En ce qui concerne l'obligation de quitter le territoire français :

6. Il ressort de ce qui vient d'être dit que M. B n'établit pas que le refus de séjour serait entaché d'illégalité. Par suite, il n'est pas fondé à soutenir que l'obligation de quitter le territoire français devrait être annulée par voie de conséquence de l'annulation du refus de titre de séjour.

En ce qui concerne la décision fixant le pays de destination :

7. Il ressort de ce qui vient d'être dit que M. B n'établit pas que le refus de séjour et l'obligation de quitter le territoire français seraient entachés d'illégalité. Par suite, il n'est pas fondé à soutenir que la décision fixant le pays de destination devrait être annulée par voie de conséquence de l'annulation de ces deux décisions.

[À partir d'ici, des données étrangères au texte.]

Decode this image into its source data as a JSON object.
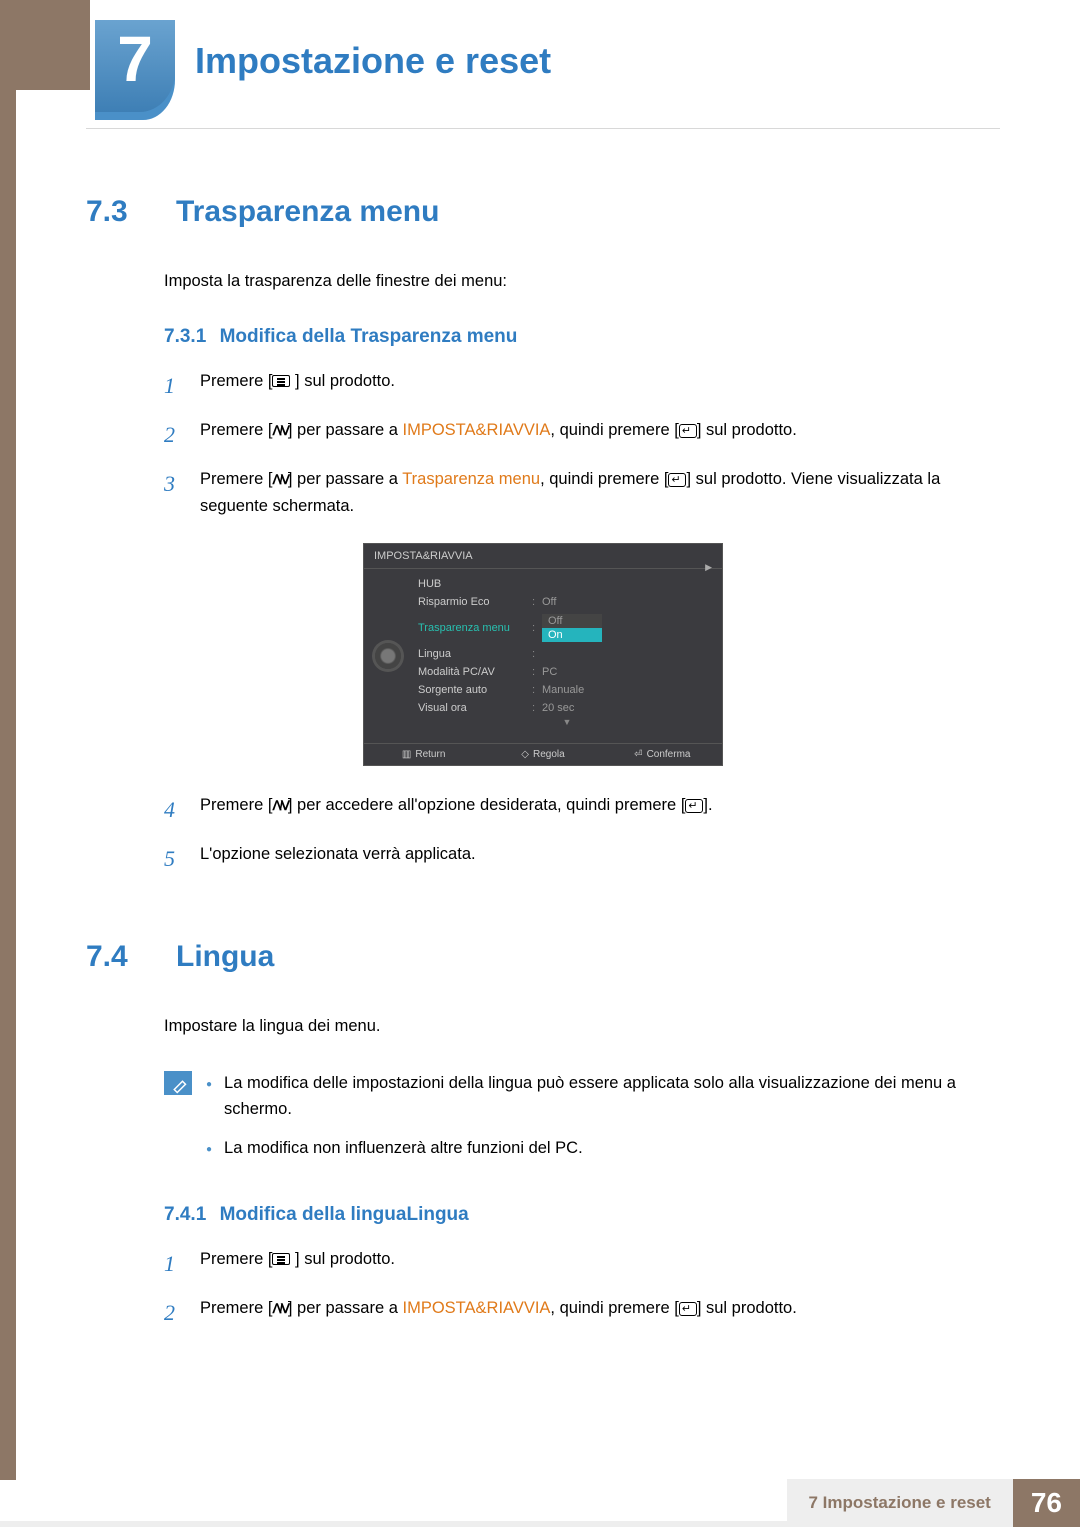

8. Il résulte de tout ce qui précède que la requête d'appel de M. B est manifestement dépourvue de fondement. Dès lors, ses conclusions présentées à fin d'annulation doivent être rejetées, en application du dernier alinéa de l'article R. 222-1 du code de justice administrative, précité. Il en va de même, par voie de conséquence, de l'ensemble de ses conclusions présentées à titre accessoire, y compris les conclusions présentées au titre des articles 37 de la loi du 10 juillet 1991 et L. 761-1 du code de justice administrative, mais à l'exception de celles tendant au bénéfice de l'aide juridictionnelle provisoire.

ORDONNE :

Article 1er : La requête de M. B est rejetée.

Article 2 : La présente ordonnance sera notifiée à M. A B.

Copie en sera adressée au ministre de l'intérieur et au préfet du Val-d'Oise.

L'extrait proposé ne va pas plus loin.